A poll of around 250 senior executives by CGA Peach showed, while confidence in the eating and drinking-out sector was rising, licensees were preparing to face potentially crippling hikes in costs.
The biggest and most obvious fear for operators this year was business rates, with more than half (55%) of industry leaders admitting to be ‘very concerned’ about them and another quarter (24%) saying they are a ‘concern’.
Business rates aside, four in five leaders said they were very concerned (41%) or concerned (39%) about rising food costs, with the availability of vegetables remaining at the centre of the issue.
Increase menu prices
MCA executive director Simon Stenning, who said pubs would inevitably have to increase menu prices this year, identified the threat at the recent MA500 event in Birmingham.
Taking into account that food and drink prices may have to rise, 40% of those asked said they hoped consumer spend per visit would rise.
Soaring rental prices and the addition of the national living wage had also added to the mix of negativity, with three in five of those asked either saying they were very concerned or concerned about the latter.

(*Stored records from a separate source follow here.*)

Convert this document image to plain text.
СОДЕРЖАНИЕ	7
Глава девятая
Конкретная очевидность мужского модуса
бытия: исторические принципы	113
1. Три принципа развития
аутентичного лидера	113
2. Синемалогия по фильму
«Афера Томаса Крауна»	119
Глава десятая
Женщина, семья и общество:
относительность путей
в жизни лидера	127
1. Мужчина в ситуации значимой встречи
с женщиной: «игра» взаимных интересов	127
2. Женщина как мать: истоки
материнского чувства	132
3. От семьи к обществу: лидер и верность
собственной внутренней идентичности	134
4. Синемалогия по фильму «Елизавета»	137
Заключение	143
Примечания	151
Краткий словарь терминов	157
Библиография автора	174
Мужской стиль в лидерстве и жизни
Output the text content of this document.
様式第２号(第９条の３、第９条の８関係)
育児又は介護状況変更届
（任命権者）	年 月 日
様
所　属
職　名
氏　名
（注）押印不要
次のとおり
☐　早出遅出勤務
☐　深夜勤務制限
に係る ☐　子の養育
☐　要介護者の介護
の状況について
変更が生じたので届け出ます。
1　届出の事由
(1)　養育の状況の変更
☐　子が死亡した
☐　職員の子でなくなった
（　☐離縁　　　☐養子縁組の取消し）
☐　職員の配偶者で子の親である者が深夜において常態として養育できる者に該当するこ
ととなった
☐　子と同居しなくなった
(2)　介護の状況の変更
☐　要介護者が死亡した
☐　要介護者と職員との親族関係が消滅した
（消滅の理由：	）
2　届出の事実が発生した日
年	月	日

Increasing drinks prices and the threat of product saturation caused by market oversupply was also identified as a cause for concern by the industry big wigs, according to Peach’s survey.
Yet, pockets of optimism can be seen in the report, particularly for businesses based within the M25, with the majority of those hopeful the buoyancy of the London economy – and the impact of tourism – would provide a boost to their operations.
Newer businesses more confident
Smaller organisations within the eating and drinking-out sector also displayed more confidence than their larger counterparts, with a quarter of businesses less than five years old looking forward to a healthy 2017. This is compared with just 7% of companies established for 10 or more years saying the same thing.
CGA Peach vice-president Pete Martin said: “The Business Leaders’ Survey reveals a sector facing a barrage of input costs in property, food and people, with rates the issue at the top of execs’ in-trays.
“But this is a positive industry that is very much on the front foot rather than the retreat, and that deserves Government support to ease its burden on expenses.”
It was undeniable operators would have to ride out some big challenges this year, he said, but added differentiated operators would be able to deliver a compelling offer keep a “tight rein on their costs” would be well placed to survive the year and beyond.